Denis Lafay, Patrons, la tentation Trump, Éditions de l’Aube, 22/08/2025, 208 pages, 19€

Pourquoi des patrons français applaudissent-ils l’accession de Donald Trump à la présidence américaine ? Dans une enquête enlevée et engagée, Denis Lafay explore ce que cette admiration révèle des tensions, voire des dérives, du capitalisme hexagonal. Trois grandes thématiques structurent son propos : l’anti-politique, le rejet de la régulation et la dérive vers l’extrême droite.

L’éruption d’une parole décomplexée

Deux posts LinkedIn, un dimanche matin de janvier 2025. Denis Lafay lance une pierre dans la mare tranquille du consensus entrepreneurial français, déclenchant une déflagration qui révèle les lignes de fracture d’un capitalisme hexagonal tiraillé entre ses aspirations libérales et ses tentations illibérales. Patrons, la tentation Trump surgit comme un miroir tendu à une élite économique qui découvre, peut-être pour la première fois, l’ampleur de sa propre métamorphose idéologique.

Une archéologie du présent entrepreneurial

Denis Lafay occupe une position singulière dans le paysage intellectuel français. Journaliste économique, ancien patron de presse ayant connu l’échec et la reconstruction, romancier visionnaire – son Mal anticipait avec une troublante acuité la dystopie techno-autoritaire trumpiste –, il conjugue l’expérience concrète de l’entrepreneuriat et la distance critique de l’observateur.

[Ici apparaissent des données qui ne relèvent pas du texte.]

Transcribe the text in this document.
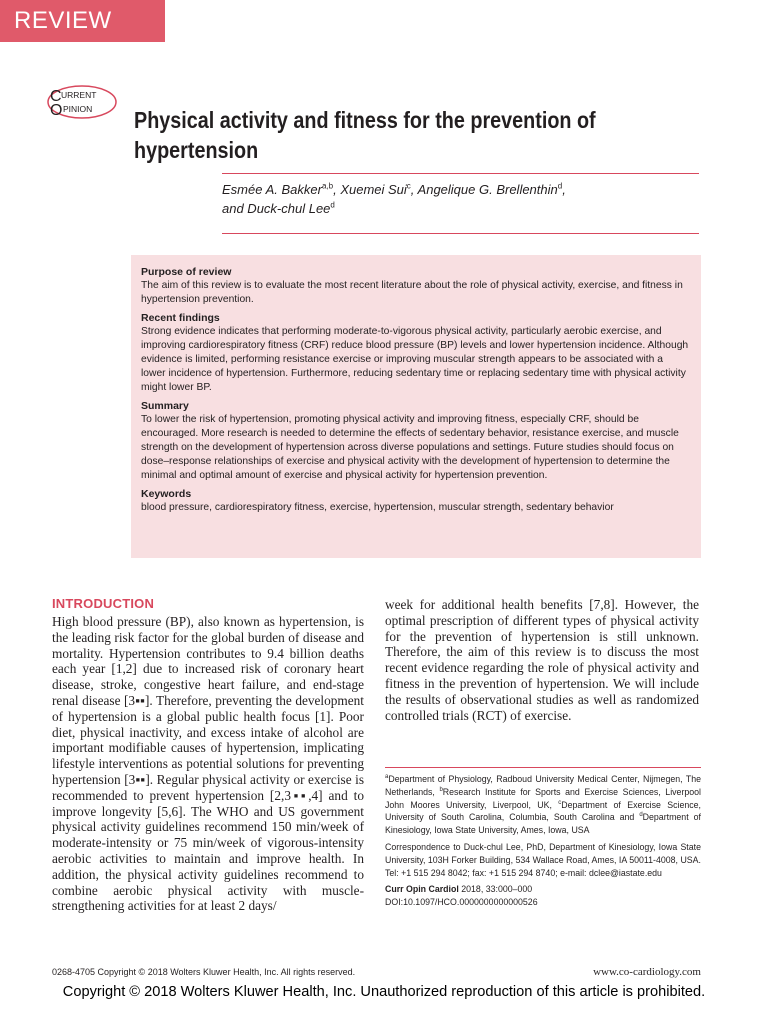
REVIEW
C URRENT
O PINION Physical activity and fitness for the prevention of hypertension
Esmée A. Bakker$^{a,b}$, Xuemei Sui$^c$, Angelique G. Brellenthin$^d$,
and Duck-chul Lee$^d$
Purpose of review

The aim of this review is to evaluate the most recent literature about the role of physical activity, exercise, and fitness in hypertension prevention.

Recent findings

Strong evidence indicates that performing moderate-to-vigorous physical activity, particularly aerobic exercise, and improving cardiorespiratory fitness (CRF) reduce blood pressure (BP) levels and lower hypertension incidence. Although evidence is limited, performing resistance exercise or improving muscular strength appears to be associated with a lower incidence of hypertension. Furthermore, reducing sedentary time or replacing sedentary time with physical activity might lower BP.

Summary

To lower the risk of hypertension, promoting physical activity and improving fitness, especially CRF, should be encouraged. More research is needed to determine the effects of sedentary behavior, resistance exercise, and muscle strength on the development of hypertension across diverse populations and settings. Future studies should focus on dose–response relationships of exercise and physical activity with the development of hypertension to determine the minimal and optimal amount of exercise and physical activity for hypertension prevention.

Keywords

blood pressure, cardiorespiratory fitness, exercise, hypertension, muscular strength, sedentary behavior

INTRODUCTION
High blood pressure (BP), also known as hypertension, is the leading risk factor for the global burden of disease and mortality. Hypertension contributes to 9.4 billion deaths each year [1,2] due to increased risk of coronary heart disease, stroke, congestive heart failure, and end-stage renal disease [3▪▪]. Therefore, preventing the development of hypertension is a global public health focus [1]. Poor diet, physical inactivity, and excess intake of alcohol are important modifiable causes of hypertension, implicating lifestyle interventions as potential solutions for preventing hypertension [3▪▪]. Regular physical activity or exercise is recommended to prevent hypertension [2,3▪▪,4] and to improve longevity [5,6]. The WHO and US government physical activity guidelines recommend 150 min/week of moderate-intensity or 75 min/week of vigorous-intensity aerobic activities to maintain and improve health. In addition, the physical activity guidelines recommend to combine aerobic physical activity with muscle-strengthening activities for at least 2 days/
week for additional health benefits [7,8]. However, the optimal prescription of different types of physical activity for the prevention of hypertension is still unknown. Therefore, the aim of this review is to discuss the most recent evidence regarding the role of physical activity and fitness in the prevention of hypertension. We will include the results of observational studies as well as randomized controlled trials (RCT) of exercise.

$^a$Department of Physiology, Radboud University Medical Center, Nijmegen, The Netherlands, $^b$Research Institute for Sports and Exercise Sciences, Liverpool John Moores University, Liverpool, UK, $^c$Department of Exercise Science, University of South Carolina, Columbia, South Carolina and $^d$Department of Kinesiology, Iowa State University, Ames, Iowa, USA

Correspondence to Duck-chul Lee, PhD, Department of Kinesiology, Iowa State University, 103H Forker Building, 534 Wallace Road, Ames, IA 50011-4008, USA. Tel: +1 515 294 8042; fax: +1 515 294 8740; e-mail: dclee@iastate.edu

Curr Opin Cardiol 2018, 33:000–000
DOI:10.1097/HCO.0000000000000526
0268-4705 Copyright © 2018 Wolters Kluwer Health, Inc. All rights reserved.	www.co-cardiology.com
Copyright © 2018 Wolters Kluwer Health, Inc. Unauthorized reproduction of this article is prohibited.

Cette double appartenance irrigue son essai d’une légitimité que ses détracteurs, huit cents commentateurs déchaînés sur LinkedIn, tentent précisément de lui contester. L’auteur déploie ici une enquête qui transcende le classique fait divers médiatique pour explorer les soubassements psychologiques, culturels et civilisationnels d’une attraction fatale entre certains décideurs français et le modèle trumpiste.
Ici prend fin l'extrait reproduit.